L’alunissage dans le salon - l’histoire de la SSR
L’importance de la SSR pour la société est perceptible dans les histoires de vie des personnes qui ont grandi avec elle. Voici l’une de ces histoires: celle d’Irma Murri, ma grand-mère. Et celle de la SSR.
Les ondes radio, laissées à elles-mêmes, ne peuvent être entendues qu’à environ 80 kilomètres de distance. Elles voyagent en lignes droites à partir de leur émetteur, mais comme la Terre est ronde, elles s’éloignent bientôt de la surface et s’envolent vers les étoiles. Ce sont des trajectoires invisibles de son et de prodige, qui rebondissent en partie sur le plafond de l’ionosphère et sont renvoyées vers la Terre par des électrons libres.
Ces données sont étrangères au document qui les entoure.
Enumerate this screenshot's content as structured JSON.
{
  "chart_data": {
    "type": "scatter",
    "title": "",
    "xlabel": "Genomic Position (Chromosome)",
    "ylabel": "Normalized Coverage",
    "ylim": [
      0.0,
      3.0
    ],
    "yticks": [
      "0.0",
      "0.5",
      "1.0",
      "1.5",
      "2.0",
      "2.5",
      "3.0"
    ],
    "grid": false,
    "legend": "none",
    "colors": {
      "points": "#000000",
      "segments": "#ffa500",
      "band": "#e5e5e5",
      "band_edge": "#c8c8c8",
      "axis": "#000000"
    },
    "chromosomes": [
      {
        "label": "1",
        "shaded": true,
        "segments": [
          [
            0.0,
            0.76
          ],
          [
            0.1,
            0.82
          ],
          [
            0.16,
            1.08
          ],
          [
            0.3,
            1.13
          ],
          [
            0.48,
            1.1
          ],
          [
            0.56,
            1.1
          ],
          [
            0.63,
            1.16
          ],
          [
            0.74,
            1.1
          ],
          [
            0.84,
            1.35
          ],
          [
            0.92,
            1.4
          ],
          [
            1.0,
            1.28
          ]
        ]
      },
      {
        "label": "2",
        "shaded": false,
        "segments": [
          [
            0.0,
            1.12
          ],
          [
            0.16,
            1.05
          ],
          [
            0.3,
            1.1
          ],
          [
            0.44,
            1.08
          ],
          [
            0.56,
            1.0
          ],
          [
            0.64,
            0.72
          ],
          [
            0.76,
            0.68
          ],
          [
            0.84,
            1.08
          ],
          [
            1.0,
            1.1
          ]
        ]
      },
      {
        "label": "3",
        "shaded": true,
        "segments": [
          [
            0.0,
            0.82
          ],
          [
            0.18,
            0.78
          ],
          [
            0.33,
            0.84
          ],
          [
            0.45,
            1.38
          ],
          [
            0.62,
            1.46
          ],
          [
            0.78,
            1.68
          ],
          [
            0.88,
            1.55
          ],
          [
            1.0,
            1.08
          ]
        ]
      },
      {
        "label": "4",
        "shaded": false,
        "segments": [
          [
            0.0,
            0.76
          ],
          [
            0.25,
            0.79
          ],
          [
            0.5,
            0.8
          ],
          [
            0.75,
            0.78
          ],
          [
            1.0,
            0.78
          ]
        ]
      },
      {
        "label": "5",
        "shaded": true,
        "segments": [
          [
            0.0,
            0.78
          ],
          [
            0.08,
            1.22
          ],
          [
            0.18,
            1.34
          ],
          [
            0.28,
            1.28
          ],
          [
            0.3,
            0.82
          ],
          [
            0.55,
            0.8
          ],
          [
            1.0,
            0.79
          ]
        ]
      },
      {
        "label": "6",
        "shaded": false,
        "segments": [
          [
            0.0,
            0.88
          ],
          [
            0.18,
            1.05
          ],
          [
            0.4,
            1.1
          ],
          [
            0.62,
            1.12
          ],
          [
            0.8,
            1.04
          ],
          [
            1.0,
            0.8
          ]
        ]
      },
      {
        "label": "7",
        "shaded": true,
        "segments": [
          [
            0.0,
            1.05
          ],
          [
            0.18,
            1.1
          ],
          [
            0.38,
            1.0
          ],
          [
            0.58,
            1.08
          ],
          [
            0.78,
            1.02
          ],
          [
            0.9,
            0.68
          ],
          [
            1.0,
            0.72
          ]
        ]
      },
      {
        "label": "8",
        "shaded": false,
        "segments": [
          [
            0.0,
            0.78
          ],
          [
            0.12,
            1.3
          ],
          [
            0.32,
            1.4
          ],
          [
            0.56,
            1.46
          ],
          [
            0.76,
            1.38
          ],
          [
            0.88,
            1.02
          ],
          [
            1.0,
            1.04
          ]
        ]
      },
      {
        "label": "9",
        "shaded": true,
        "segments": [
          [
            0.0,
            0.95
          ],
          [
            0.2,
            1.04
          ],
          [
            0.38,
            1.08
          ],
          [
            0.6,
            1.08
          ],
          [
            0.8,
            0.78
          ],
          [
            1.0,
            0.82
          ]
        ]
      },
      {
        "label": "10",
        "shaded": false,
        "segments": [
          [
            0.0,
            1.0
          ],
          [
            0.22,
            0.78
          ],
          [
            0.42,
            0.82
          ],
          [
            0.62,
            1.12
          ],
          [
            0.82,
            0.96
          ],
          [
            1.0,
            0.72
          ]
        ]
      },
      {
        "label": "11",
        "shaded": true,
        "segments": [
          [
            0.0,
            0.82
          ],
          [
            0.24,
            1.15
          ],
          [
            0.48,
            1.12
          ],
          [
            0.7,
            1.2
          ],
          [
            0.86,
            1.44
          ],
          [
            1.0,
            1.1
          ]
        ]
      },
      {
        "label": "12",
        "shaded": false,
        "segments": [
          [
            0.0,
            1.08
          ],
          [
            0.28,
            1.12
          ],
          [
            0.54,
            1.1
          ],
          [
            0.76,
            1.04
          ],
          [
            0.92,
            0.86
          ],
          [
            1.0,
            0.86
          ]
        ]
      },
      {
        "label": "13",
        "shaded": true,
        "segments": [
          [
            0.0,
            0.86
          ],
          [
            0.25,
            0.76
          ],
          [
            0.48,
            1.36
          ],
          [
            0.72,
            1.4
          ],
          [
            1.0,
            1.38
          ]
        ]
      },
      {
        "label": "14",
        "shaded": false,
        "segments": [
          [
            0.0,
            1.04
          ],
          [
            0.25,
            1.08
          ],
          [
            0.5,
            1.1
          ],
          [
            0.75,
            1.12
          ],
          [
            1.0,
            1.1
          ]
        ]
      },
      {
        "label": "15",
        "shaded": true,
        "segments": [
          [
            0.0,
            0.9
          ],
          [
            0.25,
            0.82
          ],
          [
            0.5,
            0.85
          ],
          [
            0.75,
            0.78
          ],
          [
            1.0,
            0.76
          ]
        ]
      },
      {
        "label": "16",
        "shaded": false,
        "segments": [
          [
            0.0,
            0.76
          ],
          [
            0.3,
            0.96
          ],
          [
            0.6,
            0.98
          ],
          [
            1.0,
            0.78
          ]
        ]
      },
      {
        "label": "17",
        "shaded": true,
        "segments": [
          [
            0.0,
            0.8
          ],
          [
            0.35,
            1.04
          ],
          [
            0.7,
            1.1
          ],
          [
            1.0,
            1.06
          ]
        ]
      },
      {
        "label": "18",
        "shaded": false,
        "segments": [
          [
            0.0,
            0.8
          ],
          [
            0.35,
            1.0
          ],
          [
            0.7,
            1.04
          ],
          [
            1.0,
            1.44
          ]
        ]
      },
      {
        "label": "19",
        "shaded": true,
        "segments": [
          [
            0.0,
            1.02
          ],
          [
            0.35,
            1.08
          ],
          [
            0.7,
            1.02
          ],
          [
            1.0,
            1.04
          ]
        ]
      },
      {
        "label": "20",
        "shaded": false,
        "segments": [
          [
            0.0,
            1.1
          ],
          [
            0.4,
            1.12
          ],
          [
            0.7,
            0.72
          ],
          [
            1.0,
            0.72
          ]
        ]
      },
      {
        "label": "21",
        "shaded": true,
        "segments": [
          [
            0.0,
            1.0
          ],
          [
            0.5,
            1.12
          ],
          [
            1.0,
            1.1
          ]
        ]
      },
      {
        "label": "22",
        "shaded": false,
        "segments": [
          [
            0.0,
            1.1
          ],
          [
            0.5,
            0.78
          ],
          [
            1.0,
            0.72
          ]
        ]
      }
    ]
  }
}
C’est ainsi que certaines informations radio arrosent des régions bien plus lointaines dans une bien meilleure qualité.
Les êtres humains ne sont pas différents des ondes radio. La distance qu’une personne peut parcourir dépend souvent de son point de départ et de ses possibilités. Nous atteignons nos limites et les laissons soit nous arrêter, soit nous inspirer pour atteindre de nouveaux objectifs. Si nous avions la possibilité de voler haut dans les étoiles, ne le ferions-nous pas exactement comme les ondes radio?
Les enfants du hameau de Garbella, situé tout au sud du Val Poschiavo, ont grandi avec un poste de radio à tubes alimenté par des batteries. C’était le seul appareil électrique de la maison et, de nombreux jours, le seul lien avec le reste du monde. Garbella se situe à environ 300 mètres au-dessus du village de Brusio. Aujourd’hui, une route goudronnée monte de la vallée et passe devant le hameau; un bus scolaire vient chercher les enfants devant la porte. En 1937, quand Irma Murri est née, il n’y avait que trois maisons et la route n’était pas goudronnée. Aucun bus ne circulait et en hiver, il y avait des mètres de neige.
Irma Murri est ma grand-mère. Enfant, j’étais fascinée par ses récits à propos du long chemin qu’elle devait parcourir chaque jour à pied pour aller à l’école. Une heure, parfois trois en hiver. Mon premier dessin d’enfant à son intention fut donc un enchevêtrement de lignes colorées qui devaient représenter le chemin que je devais emprunter pour me rendre chez elle.
Si mon frère et moi aimions les visites chez nos grands-parents, ce n’était pas seulement à cause des histoires qu’ils racontaient. Contrairement à nos parents, ils avaient aussi un téléviseur. Et nous avions le droit de regarder ce que nous voulions. Le téléviseur faisait tellement partie intégrante de nos visites que je n’ai jamais douté que la boîte avait toujours été présente dans leur salon. C’est parce que je ne connais pas la vie sans téléviseur. Mais sur la frise chronologique de la vie de mes grands-parents, il fut un temps où cet appareil était un symbole de luxe et de progrès technique.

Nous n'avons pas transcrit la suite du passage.